“I would think the why is obvious. As to who… The big red-haired one is called Rurick. His bald partner goes by the name Plesec. They are Okhranka, Meister Abram, members of the Russian secret police.”

Von Helrung absorbed the news with a crestfallen expression. He had not wanted Torrance to be correct. A part of him, I think, clung to the hope that Jack Kearns had but one coconspirator in the affair, the betrayer Thomas Arkwright, and all the rest of it had sprouted in Jacob Torrance’s fertile imaination. The truth sickened his heart. He was a scientist, and the essence of science is the quest for truth, a noble thing in and of itself, but no human endeavor—no matter how noble—remains unsullied for long. Monstrumology could be characterized as a contemplation of nature corrupted. The same could be said of us.

“We were duped,” my master stated bluntly. “I suppose we could take some small comfort in the fact that we were not the only ones played for fools. Arkwright played us, but the Russians played him, and Jack Kearns, I think, has had his fun with all of us.”

“It was Jacob’s theory that Kearns and the British—and the Russians, too—were using us to find for them the home of the magnificum. They had the golden egg—the nidus —but not the goose who lays it. That’s how Torrance put it.”

Warthrop smiled tightly. “I’m going to miss Jake. He had a way with the colorful metaphor. He was partly right, but mainly wrong. We were being used, though not by Kearns or the Russians; they had what they wanted. Thomas Arkwright of the Long Island Arkwrights was a wholly British creation. Arkwright is an officer in the British secret intelligence service.”

Von Helrung sighed. “So the British are involved… and the Russians. Who else?”

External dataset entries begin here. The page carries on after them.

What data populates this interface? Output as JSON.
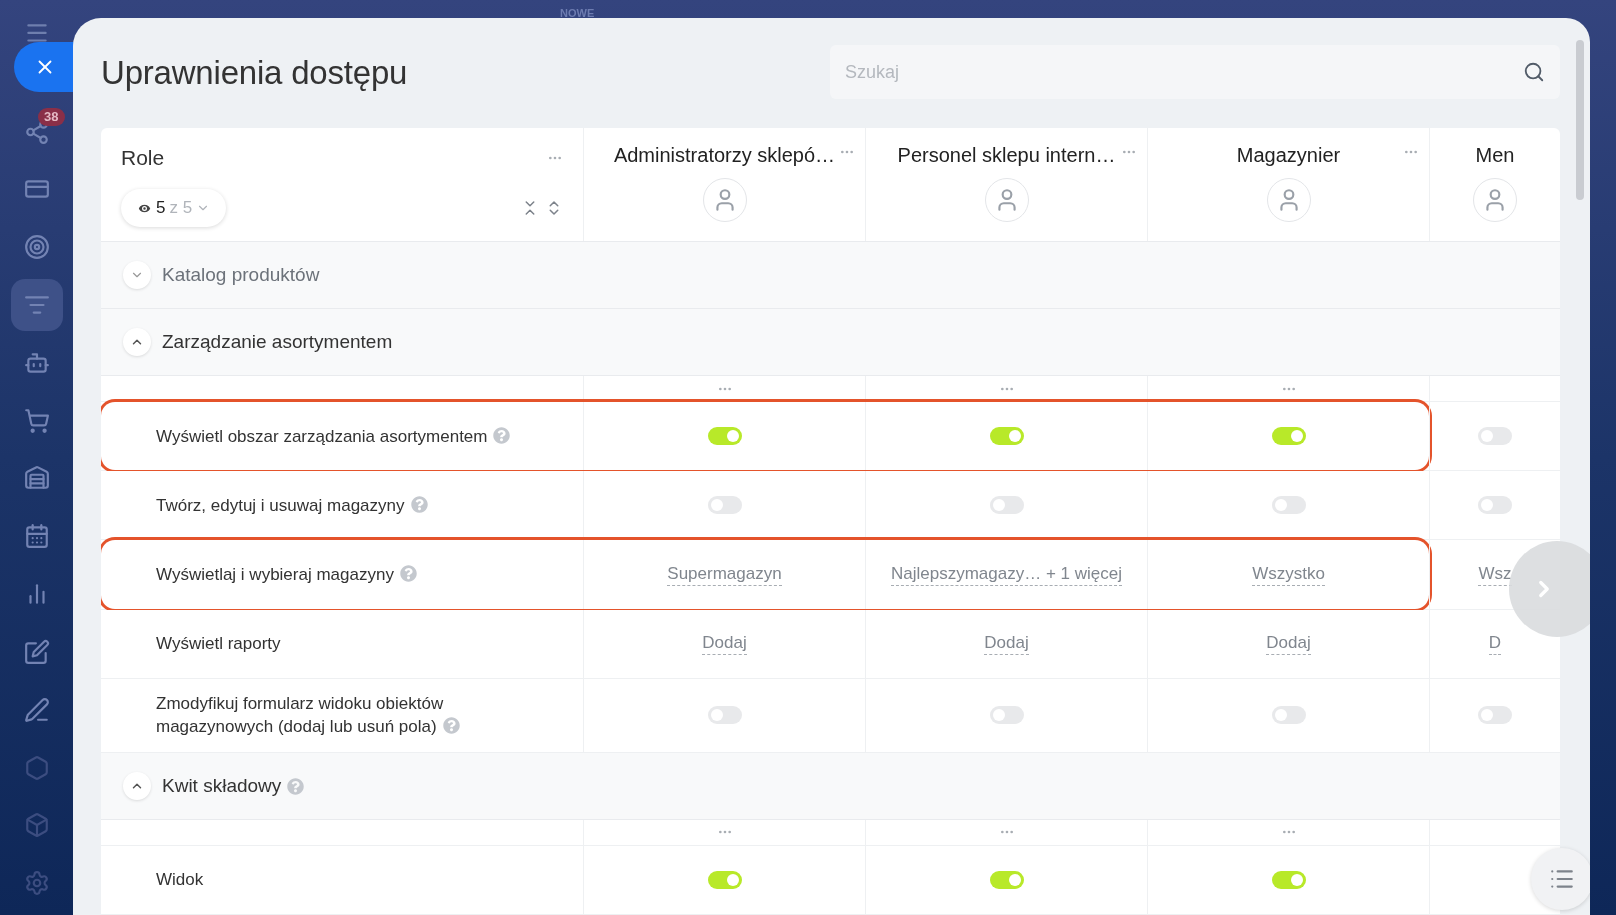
{
  "top_label": "NOWE",
  "sidebar": {
    "badge": "38"
  },
  "title": "Uprawnienia dostępu",
  "search": {
    "placeholder": "Szukaj"
  },
  "roles_header": {
    "label": "Role",
    "visible_count": "5",
    "total_label": "z 5"
  },
  "roles": [
    {
      "name": "Administratorzy sklepó…"
    },
    {
      "name": "Personel sklepu intern…"
    },
    {
      "name": "Magazynier"
    },
    {
      "name": "Men"
    }
  ],
  "sections": [
    {
      "title": "Katalog produktów",
      "expanded": false,
      "help": false
    },
    {
      "title": "Zarządzanie asortymentem",
      "expanded": true,
      "help": false,
      "rows": [
        {
          "label": "Wyświetl obszar zarządzania asortymentem",
          "help": true,
          "highlighted": true,
          "cells": [
            {
              "kind": "toggle",
              "on": true
            },
            {
              "kind": "toggle",
              "on": true
            },
            {
              "kind": "toggle",
              "on": true
            },
            {
              "kind": "toggle",
              "on": false
            }
          ]
        },
        {
          "label": "Twórz, edytuj i usuwaj magazyny",
          "help": true,
          "highlighted": false,
          "cells": [
            {
              "kind": "toggle",
              "on": false
            },
            {
              "kind": "toggle",
              "on": false
            },
            {
              "kind": "toggle",
              "on": false
            },
            {
              "kind": "toggle",
              "on": false
            }
          ]
        },
        {
          "label": "Wyświetlaj i wybieraj magazyny",
          "help": true,
          "highlighted": true,
          "cells": [
            {
              "kind": "select",
              "text": "Supermagazyn"
            },
            {
              "kind": "select",
              "text": "Najlepszymagazy… + 1 więcej"
            },
            {
              "kind": "select",
              "text": "Wszystko"
            },
            {
              "kind": "select",
              "text": "Wsz"
            }
          ]
        },
        {
          "label": "Wyświetl raporty",
          "help": false,
          "highlighted": false,
          "cells": [
            {
              "kind": "select",
              "text": "Dodaj"
            },
            {
              "kind": "select",
              "text": "Dodaj"
            },
            {
              "kind": "select",
              "text": "Dodaj"
            },
            {
              "kind": "select",
              "text": "D"
            }
          ]
        },
        {
          "label": "Zmodyfikuj formularz widoku obiektów magazynowych (dodaj lub usuń pola)",
          "help": true,
          "highlighted": false,
          "cells": [
            {
              "kind": "toggle",
              "on": false
            },
            {
              "kind": "toggle",
              "on": false
            },
            {
              "kind": "toggle",
              "on": false
            },
            {
              "kind": "toggle",
              "on": false
            }
          ]
        }
      ]
    },
    {
      "title": "Kwit składowy",
      "expanded": true,
      "help": true,
      "rows": [
        {
          "label": "Widok",
          "help": false,
          "highlighted": false,
          "cells": [
            {
              "kind": "toggle",
              "on": true
            },
            {
              "kind": "toggle",
              "on": true
            },
            {
              "kind": "toggle",
              "on": true
            }
          ]
        }
      ]
    }
  ]
}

“No one—well, not counting us, and I would not count us out just yet,” Warthrop said grimly. “I didn’t want to believe it. When I was first brought to Hanwell, it suited my naive faith to believe that Arkwright must have been working with the Russians—a double agent, a traitor to his country—and I bravely hung on to that bit of fiction for quite some time. In the first month of my lunatic holiday, I wrote more than forty letters, none of which, apparently, reached their intended recipient. Someone had to be intercepting them, and it is difficult for me to comprehend that the reach of Okhranka extended to the mails of England or the United States. Six of those desperate missives I personally handed to the superintendent. Now, I suppose he could be in the employ of the czar or be a member of Okhranka, but at some point we must put away childish things, Meister Abram, and acknowledge that, in matters where something like the magnificum is concerned, there are few limits to the perfidy of men and nations—even men like the superintendent and nations like Great Britain.”

“Alas, dear Pellinore, I have lived a very long time and have yet to discern any.”

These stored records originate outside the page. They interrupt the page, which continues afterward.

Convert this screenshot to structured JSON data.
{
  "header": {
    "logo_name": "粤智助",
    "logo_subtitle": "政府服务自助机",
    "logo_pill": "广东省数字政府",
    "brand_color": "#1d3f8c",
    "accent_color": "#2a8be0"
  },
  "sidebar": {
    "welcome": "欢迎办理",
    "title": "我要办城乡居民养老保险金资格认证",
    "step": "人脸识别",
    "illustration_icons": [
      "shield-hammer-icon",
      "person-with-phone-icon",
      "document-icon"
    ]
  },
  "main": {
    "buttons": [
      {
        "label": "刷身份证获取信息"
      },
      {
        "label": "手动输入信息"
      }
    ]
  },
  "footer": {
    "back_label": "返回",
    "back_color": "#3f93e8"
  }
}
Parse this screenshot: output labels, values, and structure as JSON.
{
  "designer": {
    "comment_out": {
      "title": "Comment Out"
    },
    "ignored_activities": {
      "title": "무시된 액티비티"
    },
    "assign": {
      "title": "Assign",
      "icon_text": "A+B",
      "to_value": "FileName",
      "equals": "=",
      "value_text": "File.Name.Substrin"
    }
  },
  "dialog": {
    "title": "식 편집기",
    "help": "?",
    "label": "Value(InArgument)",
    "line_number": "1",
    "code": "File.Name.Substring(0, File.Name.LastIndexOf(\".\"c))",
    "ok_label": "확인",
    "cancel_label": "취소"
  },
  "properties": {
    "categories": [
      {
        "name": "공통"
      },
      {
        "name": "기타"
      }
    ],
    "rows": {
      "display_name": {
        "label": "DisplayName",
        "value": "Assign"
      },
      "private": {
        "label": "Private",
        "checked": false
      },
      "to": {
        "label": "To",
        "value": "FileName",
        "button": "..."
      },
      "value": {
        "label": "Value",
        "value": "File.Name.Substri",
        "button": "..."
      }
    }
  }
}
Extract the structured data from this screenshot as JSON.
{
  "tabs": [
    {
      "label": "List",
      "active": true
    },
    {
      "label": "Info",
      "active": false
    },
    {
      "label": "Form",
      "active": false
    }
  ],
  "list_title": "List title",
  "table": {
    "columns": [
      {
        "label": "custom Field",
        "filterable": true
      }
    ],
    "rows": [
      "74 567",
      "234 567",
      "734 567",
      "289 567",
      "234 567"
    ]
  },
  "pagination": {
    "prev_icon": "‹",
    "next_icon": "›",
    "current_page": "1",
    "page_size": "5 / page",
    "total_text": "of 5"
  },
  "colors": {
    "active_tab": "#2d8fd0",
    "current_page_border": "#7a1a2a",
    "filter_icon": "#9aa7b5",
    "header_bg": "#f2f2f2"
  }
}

We rolled to a stop, and the driver called out in a loud voice, “’Ere you are, guv’ner! Piccadilly Circus.”

“The Great Western at Paddington Station, driver. And with all alacrity, please!” called Warthrop. He smiled at the driver’s muttered curses as we started off again, to the place from which we’d begun.

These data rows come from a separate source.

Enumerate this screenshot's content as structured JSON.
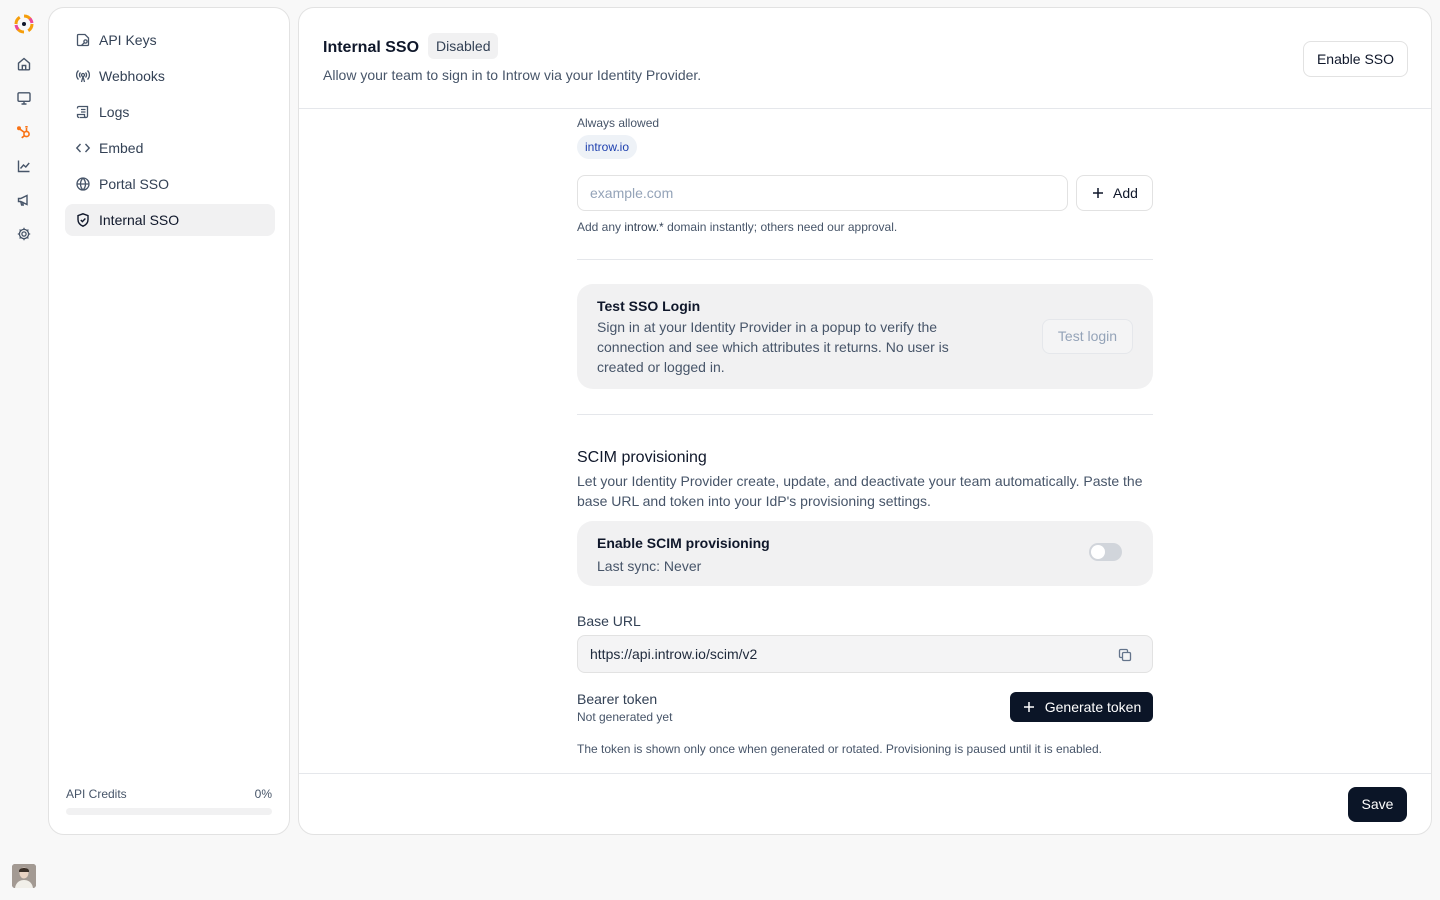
{
  "rail": {
    "items": [
      {
        "icon": "home-icon"
      },
      {
        "icon": "monitor-icon"
      },
      {
        "icon": "hubspot-icon",
        "active": true
      },
      {
        "icon": "chart-icon"
      },
      {
        "icon": "megaphone-icon"
      },
      {
        "icon": "gear-icon"
      }
    ],
    "active_color": "#f97316"
  },
  "sidebar": {
    "items": [
      {
        "label": "API Keys",
        "icon": "key-icon"
      },
      {
        "label": "Webhooks",
        "icon": "webhook-icon"
      },
      {
        "label": "Logs",
        "icon": "logs-icon"
      },
      {
        "label": "Embed",
        "icon": "code-icon"
      },
      {
        "label": "Portal SSO",
        "icon": "globe-icon"
      },
      {
        "label": "Internal SSO",
        "icon": "shield-icon",
        "active": true
      }
    ],
    "credits": {
      "label": "API Credits",
      "value": "0%",
      "fraction": 0
    }
  },
  "header": {
    "title": "Internal SSO",
    "badge": "Disabled",
    "subtitle": "Allow your team to sign in to Introw via your Identity Provider.",
    "enable_label": "Enable SSO"
  },
  "domains": {
    "always_label": "Always allowed",
    "chip": "introw.io",
    "placeholder": "example.com",
    "add_label": "Add",
    "hint_prefix": "Add any ",
    "hint_bold": "introw.*",
    "hint_suffix": " domain instantly; others need our approval."
  },
  "test": {
    "title": "Test SSO Login",
    "description": "Sign in at your Identity Provider in a popup to verify the connection and see which attributes it returns. No user is created or logged in.",
    "button": "Test login"
  },
  "scim": {
    "title": "SCIM provisioning",
    "description": "Let your Identity Provider create, update, and deactivate your team automatically. Paste the base URL and token into your IdP's provisioning settings.",
    "toggle_title": "Enable SCIM provisioning",
    "last_sync": "Last sync: Never",
    "enabled": false,
    "base_url_label": "Base URL",
    "base_url": "https://api.introw.io/scim/v2",
    "token_label": "Bearer token",
    "token_status": "Not generated yet",
    "generate_label": "Generate token",
    "token_hint": "The token is shown only once when generated or rotated. Provisioning is paused until it is enabled."
  },
  "footer": {
    "save_label": "Save"
  }
}
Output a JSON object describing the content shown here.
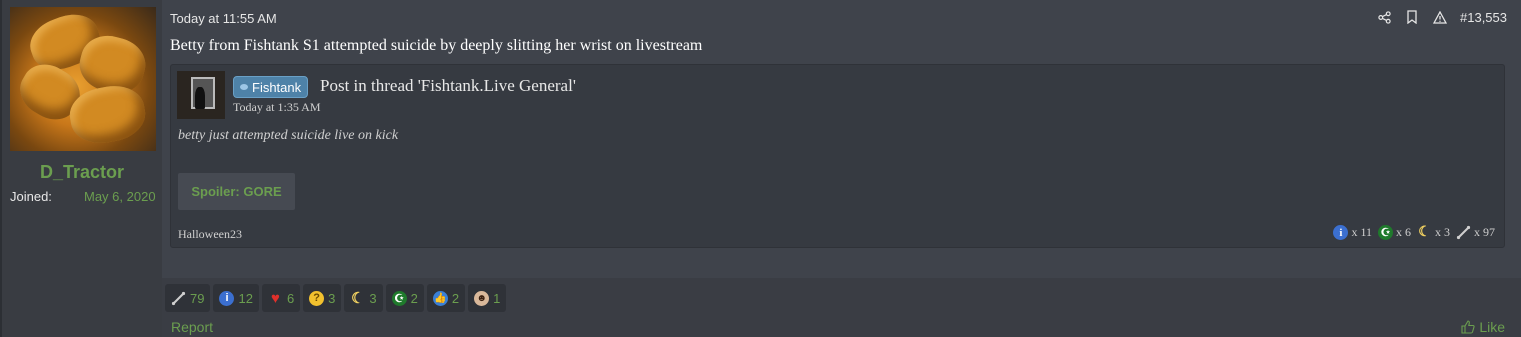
{
  "user": {
    "name": "D_Tractor",
    "joined_label": "Joined:",
    "joined_value": "May 6, 2020"
  },
  "post": {
    "timestamp": "Today at 11:55 AM",
    "number": "#13,553",
    "title": "Betty from Fishtank S1 attempted suicide by deeply slitting her wrist on livestream",
    "actions": [
      "share-icon",
      "bookmark-icon",
      "report-warning-icon"
    ]
  },
  "quote": {
    "forum_tag": "Fishtank",
    "post_label": "Post in thread 'Fishtank.Live General'",
    "time": "Today at 1:35 AM",
    "body": "betty just attempted suicide live on kick",
    "spoiler_label": "Spoiler: GORE",
    "signature": "Halloween23",
    "reactions": [
      {
        "icon": "info-icon",
        "count": "x 11"
      },
      {
        "icon": "crescent-star-icon",
        "count": "x 6"
      },
      {
        "icon": "moon-icon",
        "count": "x 3"
      },
      {
        "icon": "bone-icon",
        "count": "x 97"
      }
    ]
  },
  "reaction_bar": [
    {
      "icon": "bone-icon",
      "count": "79"
    },
    {
      "icon": "info-icon",
      "count": "12"
    },
    {
      "icon": "heart-icon",
      "count": "6"
    },
    {
      "icon": "thinking-face-icon",
      "count": "3"
    },
    {
      "icon": "moon-icon",
      "count": "3"
    },
    {
      "icon": "crescent-star-icon",
      "count": "2"
    },
    {
      "icon": "thumbs-up-icon",
      "count": "2"
    },
    {
      "icon": "face-icon",
      "count": "1"
    }
  ],
  "footer": {
    "report_label": "Report",
    "like_label": "Like"
  },
  "colors": {
    "accent_green": "#6b9e4f",
    "tag_blue": "#4e82a8",
    "background": "#3f434b"
  }
}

“We are going in circles,” observed von Helrung.

“We were,” replied the doctor. “Though tonight no more! For on this night, my old master, the months in the wilderness come to an end. Ourong exile is over. I have the answer; I know from whence the wind cometh; I have found the hiding place of the grail.”

Von Helrung turned away from his friend with a pained expression. “You should not call it that.”

“Why?” the monstrumologist seemed genuinely puzzled.

“It should not be called that,” the old man insisted vehemently. A tear welled in the corner of his eye.

“Where is it?” I asked. “Where did the nidus come from?” The central question had gone too long unanswered.

Warthrop’s face was glowing with triumph. “The nidus ex magnificum was recovered upon the island of Socotra.”

Von Helrung looked round and stared at the doctor for a long moment. “Socotra!” he whispered. “The Isle of Blood.”

“The Isle of Blood?” I echoed. I could feel the tightly wound thing vibrating to the rhythm of my heart.

“It isn’t what you’re thinking, Will Henry,” said the monstrumologist. “It is called the Isle of Blood because that happens to be the color of the sap of the Dragon’s Blood tree, which grows there—the color of blood. Socotra has other names—better names, if names matter anything to you: the Isle of Enchantment, the Isle of the Phoenix, Tranquility Island, among others. In Sanskrit it is called Dvipa Sukhadhara, the ‘Isle of Bliss.’ Recently it has been dubbed the Galapagos of the East, for the island is so isolated that many of its species, like the Dragon’s Blood tree, are found there and nowhere else on earth.…”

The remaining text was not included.